Venezuela’s core threat is not a single individual but a hybrid criminal-governance system that fuses repression, illicit economies, and asymmetric enablers. The regime’s center of gravity is a patronage-and-protection network anchored by General Directorate of Military Counterintelligence (DGCIM) and the Presidential Guard.
One of the main challenges presented by SFS in its report is Iran’s footprint in Venezuela and its embedded operational military structure. SFS warned that the Iranian presence represents a regional security problem, as Tehran’s assistance and logistics extend beyond drones, missiles, attack crafts, and munitions. SFS suggested the monitoring of security lockdowns or unusual movements around El Libertador military base in Maracay and on the city of Puerto Cabello.
“Systems can be dispersed, transferred, or activated by regime remnants, criminal actors, or Iranian proxies to disrupt ports, intimidate transition authorities, and raise the cost of U.S. and partner engagement. The Mohajer-6 (reported as operationally deployed with approximately 2,400 km range) underscores that this is a regional security problem,” SFS explained.

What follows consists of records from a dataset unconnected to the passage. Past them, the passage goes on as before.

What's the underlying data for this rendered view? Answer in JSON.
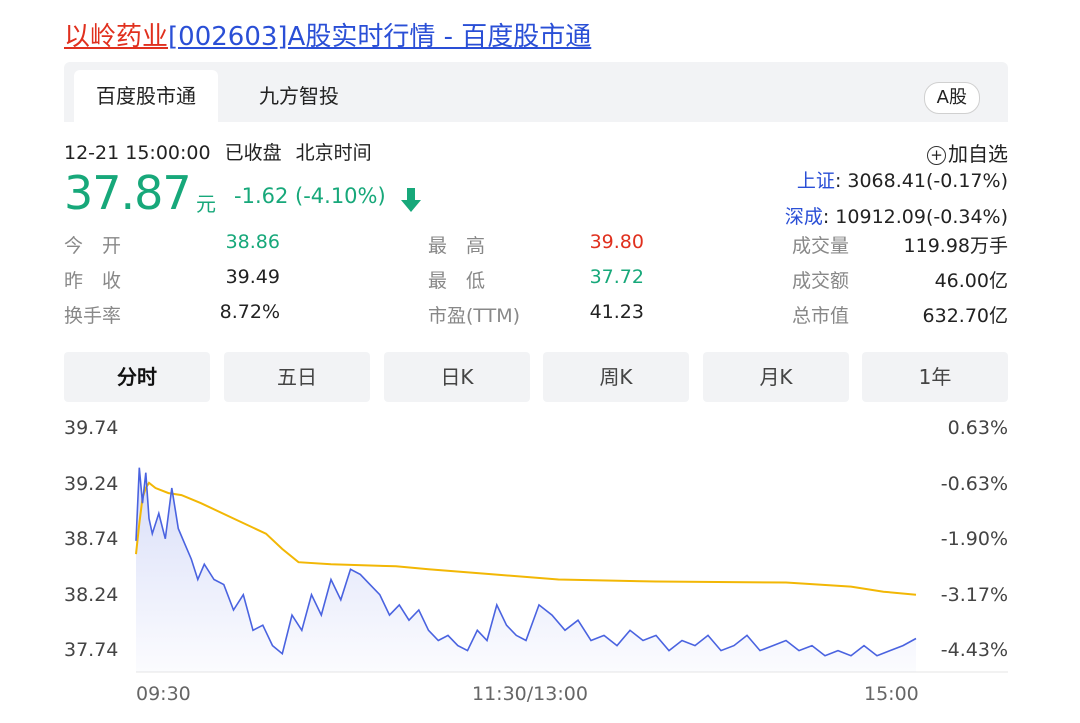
{
  "page_title": {
    "name": "以岭药业",
    "rest": "[002603]A股实时行情 - 百度股市通"
  },
  "tabs": [
    "百度股市通",
    "九方智投"
  ],
  "market_badge": "A股",
  "quote": {
    "datetime": "12-21 15:00:00",
    "status": "已收盘",
    "timezone": "北京时间",
    "price": "37.87",
    "unit": "元",
    "change": "-1.62 (-4.10%)",
    "add_watch": "加自选"
  },
  "indices": [
    {
      "name": "上证",
      "value": ": 3068.41(-0.17%)"
    },
    {
      "name": "深成",
      "value": ": 10912.09(-0.34%)"
    }
  ],
  "stats": [
    [
      {
        "label": "今　开",
        "value": "38.86",
        "tone": "green"
      },
      {
        "label": "最　高",
        "value": "39.80",
        "tone": "red"
      },
      {
        "label": "成交量",
        "value": "119.98万手",
        "tone": "dark"
      }
    ],
    [
      {
        "label": "昨　收",
        "value": "39.49",
        "tone": "dark"
      },
      {
        "label": "最　低",
        "value": "37.72",
        "tone": "green"
      },
      {
        "label": "成交额",
        "value": "46.00亿",
        "tone": "dark"
      }
    ],
    [
      {
        "label": "换手率",
        "value": "8.72%",
        "tone": "dark"
      },
      {
        "label": "市盈(TTM)",
        "value": "41.23",
        "tone": "dark"
      },
      {
        "label": "总市值",
        "value": "632.70亿",
        "tone": "dark"
      }
    ]
  ],
  "ranges": [
    "分时",
    "五日",
    "日K",
    "周K",
    "月K",
    "1年"
  ],
  "active_range": 0,
  "colors": {
    "price_line": "#4a63e0",
    "avg_line": "#f2b705",
    "green": "#17a87a",
    "red": "#e0301e"
  },
  "chart_data": {
    "type": "line",
    "x_tick_labels": [
      "09:30",
      "11:30/13:00",
      "15:00"
    ],
    "y_tick_labels": [
      "39.74",
      "39.24",
      "38.74",
      "38.24",
      "37.74"
    ],
    "y2_tick_labels": [
      "0.63%",
      "-0.63%",
      "-1.90%",
      "-3.17%",
      "-4.43%"
    ],
    "ylim": [
      37.54,
      39.94
    ],
    "x_range": [
      0,
      240
    ],
    "series": [
      {
        "role": "price",
        "x": [
          0,
          1,
          2,
          3,
          4,
          5,
          7,
          9,
          11,
          13,
          15,
          17,
          19,
          21,
          24,
          27,
          30,
          33,
          36,
          39,
          42,
          45,
          48,
          51,
          54,
          57,
          60,
          63,
          66,
          69,
          72,
          75,
          78,
          81,
          84,
          87,
          90,
          93,
          96,
          99,
          102,
          105,
          108,
          111,
          114,
          117,
          120,
          124,
          128,
          132,
          136,
          140,
          144,
          148,
          152,
          156,
          160,
          164,
          168,
          172,
          176,
          180,
          184,
          188,
          192,
          196,
          200,
          204,
          208,
          212,
          216,
          220,
          224,
          228,
          232,
          236,
          240
        ],
        "values": [
          38.83,
          39.55,
          39.2,
          39.5,
          39.05,
          38.9,
          39.1,
          38.85,
          39.35,
          38.95,
          38.8,
          38.65,
          38.45,
          38.6,
          38.45,
          38.4,
          38.15,
          38.3,
          37.95,
          38.0,
          37.8,
          37.72,
          38.1,
          37.95,
          38.3,
          38.1,
          38.45,
          38.25,
          38.55,
          38.5,
          38.4,
          38.3,
          38.1,
          38.2,
          38.05,
          38.15,
          37.95,
          37.85,
          37.9,
          37.8,
          37.75,
          37.95,
          37.85,
          38.2,
          38.0,
          37.9,
          37.85,
          38.2,
          38.1,
          37.95,
          38.05,
          37.85,
          37.9,
          37.8,
          37.95,
          37.85,
          37.9,
          37.75,
          37.85,
          37.8,
          37.9,
          37.75,
          37.8,
          37.9,
          37.75,
          37.8,
          37.85,
          37.75,
          37.8,
          37.7,
          37.75,
          37.7,
          37.8,
          37.7,
          37.75,
          37.8,
          37.87
        ]
      },
      {
        "role": "average",
        "x": [
          0,
          1,
          2,
          3,
          4,
          6,
          10,
          14,
          20,
          30,
          40,
          45,
          50,
          60,
          80,
          90,
          110,
          130,
          160,
          200,
          220,
          230,
          240
        ],
        "values": [
          38.7,
          39.0,
          39.25,
          39.35,
          39.4,
          39.35,
          39.3,
          39.28,
          39.2,
          39.05,
          38.9,
          38.75,
          38.62,
          38.6,
          38.58,
          38.55,
          38.5,
          38.45,
          38.43,
          38.42,
          38.38,
          38.33,
          38.3
        ]
      }
    ]
  }
}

Over the past years, China helped build the Venezuelan regime’s digital control infrastructure, most notably in the implementation of the Patria (“Fatherland”) Chinese social credit system-inspired platform; China’s reported presence in Venezuela’s state-owned telecom company, CANTV; and on several other state-owned systems such as the Biopago fingerprint-based payment platform.
SFS suggested that authorities keep an eye on “continuity signals in the digital control stack with renewals or maintenance for systems tied to identity services; foreign technician embedding and opaque service contracts tied to previously sanctioned entities; chokepoint leverage moves including port and airport concessions or security upgrades framed as purely commercial.”

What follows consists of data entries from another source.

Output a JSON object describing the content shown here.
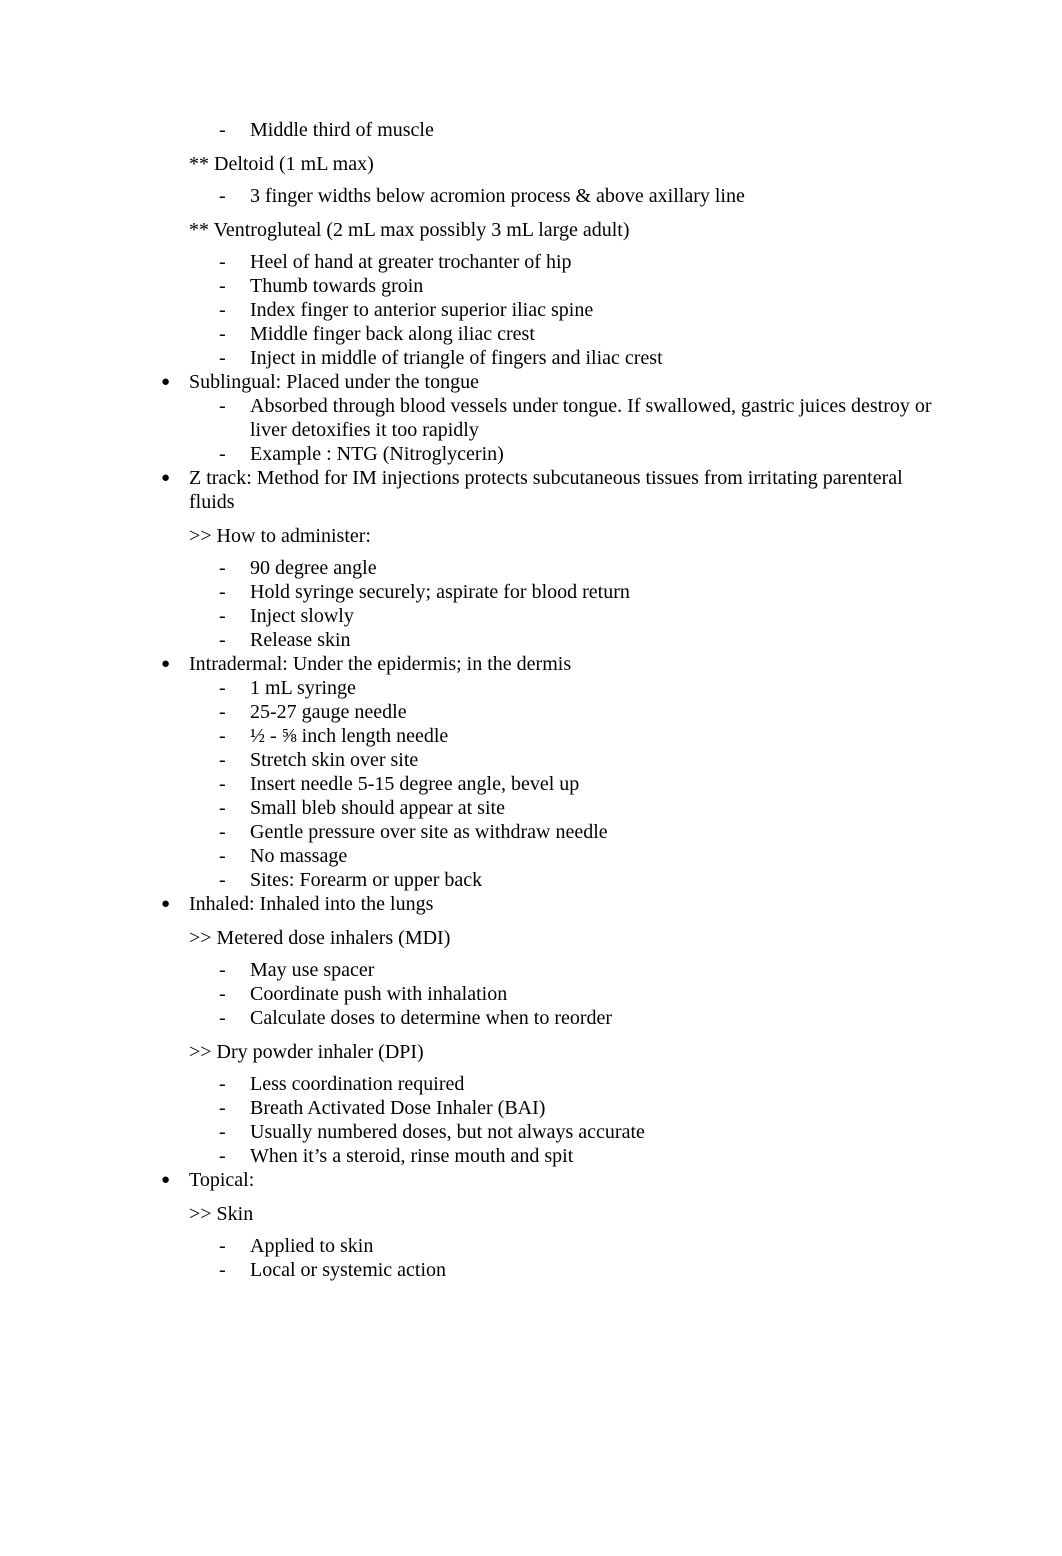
{
  "document": {
    "background_color": "#ffffff",
    "text_color": "#000000",
    "markers": {
      "bullet": "●",
      "dash": "-",
      "double_star": "**",
      "double_angle": ">>"
    },
    "blocks": [
      {
        "id": "im-sites-continued",
        "lines": [
          {
            "level": "dash",
            "text": "Middle third of muscle"
          },
          {
            "level": "sub",
            "marker": "**",
            "text": "** Deltoid (1 mL max)"
          },
          {
            "level": "dash",
            "text": "3 finger widths below acromion process & above axillary line"
          },
          {
            "level": "sub",
            "marker": "**",
            "text": "** Ventrogluteal (2 mL max possibly 3 mL large adult)"
          },
          {
            "level": "dash",
            "text": "Heel of hand at greater trochanter of hip"
          },
          {
            "level": "dash",
            "text": "Thumb towards groin"
          },
          {
            "level": "dash",
            "text": "Index finger to anterior superior iliac spine"
          },
          {
            "level": "dash",
            "text": "Middle finger back along iliac crest"
          },
          {
            "level": "dash",
            "text": "Inject in middle of triangle of fingers and iliac crest"
          }
        ]
      },
      {
        "id": "sublingual",
        "lines": [
          {
            "level": "bullet",
            "text": "Sublingual: Placed under the tongue"
          },
          {
            "level": "dash",
            "text": "Absorbed through blood vessels under tongue. If swallowed, gastric juices destroy or liver detoxifies it too rapidly"
          },
          {
            "level": "dash",
            "text": "Example : NTG (Nitroglycerin)"
          }
        ]
      },
      {
        "id": "z-track",
        "lines": [
          {
            "level": "bullet",
            "text": "Z track: Method for IM injections protects subcutaneous tissues from irritating parenteral fluids"
          },
          {
            "level": "sub",
            "marker": ">>",
            "text": ">> How to administer:"
          },
          {
            "level": "dash",
            "text": "90 degree angle"
          },
          {
            "level": "dash",
            "text": "Hold syringe securely; aspirate for blood return"
          },
          {
            "level": "dash",
            "text": "Inject slowly"
          },
          {
            "level": "dash",
            "text": "Release skin"
          }
        ]
      },
      {
        "id": "intradermal",
        "lines": [
          {
            "level": "bullet",
            "text": "Intradermal: Under the epidermis; in the dermis"
          },
          {
            "level": "dash",
            "text": "1 mL syringe"
          },
          {
            "level": "dash",
            "text": "25-27 gauge needle"
          },
          {
            "level": "dash",
            "text": "½ - ⅝ inch length needle"
          },
          {
            "level": "dash",
            "text": "Stretch skin over site"
          },
          {
            "level": "dash",
            "text": "Insert needle 5-15 degree angle, bevel up"
          },
          {
            "level": "dash",
            "text": "Small bleb should appear at site"
          },
          {
            "level": "dash",
            "text": "Gentle pressure over site as withdraw needle"
          },
          {
            "level": "dash",
            "text": "No massage"
          },
          {
            "level": "dash",
            "text": "Sites: Forearm or upper back"
          }
        ]
      },
      {
        "id": "inhaled",
        "lines": [
          {
            "level": "bullet",
            "text": "Inhaled: Inhaled into the lungs"
          },
          {
            "level": "sub",
            "marker": ">>",
            "text": ">> Metered dose inhalers (MDI)"
          },
          {
            "level": "dash",
            "text": "May use spacer"
          },
          {
            "level": "dash",
            "text": "Coordinate push with inhalation"
          },
          {
            "level": "dash",
            "text": "Calculate doses to determine when to reorder"
          },
          {
            "level": "sub",
            "marker": ">>",
            "text": ">> Dry powder inhaler (DPI)"
          },
          {
            "level": "dash",
            "text": "Less coordination required"
          },
          {
            "level": "dash",
            "text": "Breath Activated Dose Inhaler (BAI)"
          },
          {
            "level": "dash",
            "text": "Usually numbered doses, but not always accurate"
          },
          {
            "level": "dash",
            "text": "When it’s a steroid, rinse mouth and spit"
          }
        ]
      },
      {
        "id": "topical",
        "lines": [
          {
            "level": "bullet",
            "text": "Topical:"
          },
          {
            "level": "sub",
            "marker": ">>",
            "text": ">> Skin"
          },
          {
            "level": "dash",
            "text": "Applied to skin"
          },
          {
            "level": "dash",
            "text": "Local or systemic action"
          }
        ]
      }
    ]
  }
}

The organization suggested monitoring diplomatic choreography that prioritizes Russia, China, and Iran’s alignment with “high-visibility signaling and accelerated commission activity.”
Other challenges that could pose a threat to the stabilization of Venezuela that SFS listed in its report include the colectivos armed socialist gangs and other militia networks, the activities of Tren de Aragua (TdA) and Colombia’s FARC and ELN Marxist terror groups, the regime’s shadow oil tanker fleet, illegal gold mining centered on the highly ravaged Orinoco Mining Arc area, and the regime’s illicit cryptocurrency transactions, which SFS warned primarily use the Tether (USDT) cryptocurrency.

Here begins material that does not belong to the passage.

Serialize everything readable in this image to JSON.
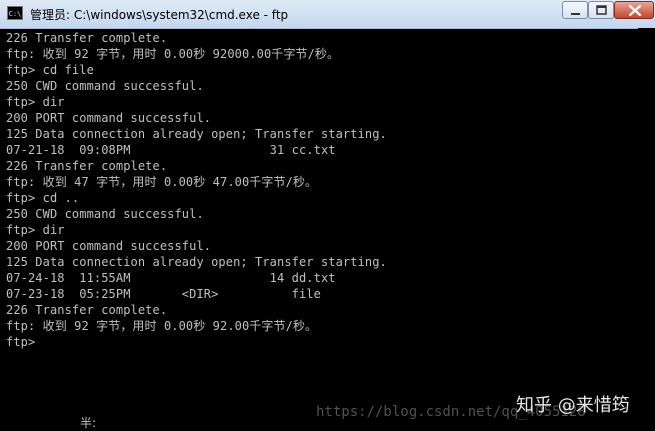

On elections in Venezuela, SFS pointed out that it is “premature” to discuss elections as long as there is no explicit stabilization phase in the country. The report noted that, although Maduro’s removal opened a political window in Venezuela, the architecture of power has not been disarmed and the coercion, illicit economies, and foreign enablers that sustained the regime’s hybrid criminal state remain “capable of reorganizing themselves under new management.”
“In this context, elections tend to operate less as an instrument of democratic transition and more as a mechanism for re-legitimizing a system that is still captured – with campaigns under intimidation, rigged institutional arbitration and informal territorial control, where the vote is managed by those who retain power and money,” SFS wrote.
“Only when there is a real degradation of these capacities – recovering a legitimate monopoly of force, institutional control and minimal predictability – will the electoral process be able to produce democratic governability, instead of consolidating a managed continuity,” the report continued.
Lastly, SFS stressed that it is also critical how Venezuelans themselves respond to the opening created by stabilization, and asked, “Will they sustain civic mobilization by building new spaces for participation, or will a society shaped by decades of authoritarian constraint default to waiting for results rather than organizing for them?”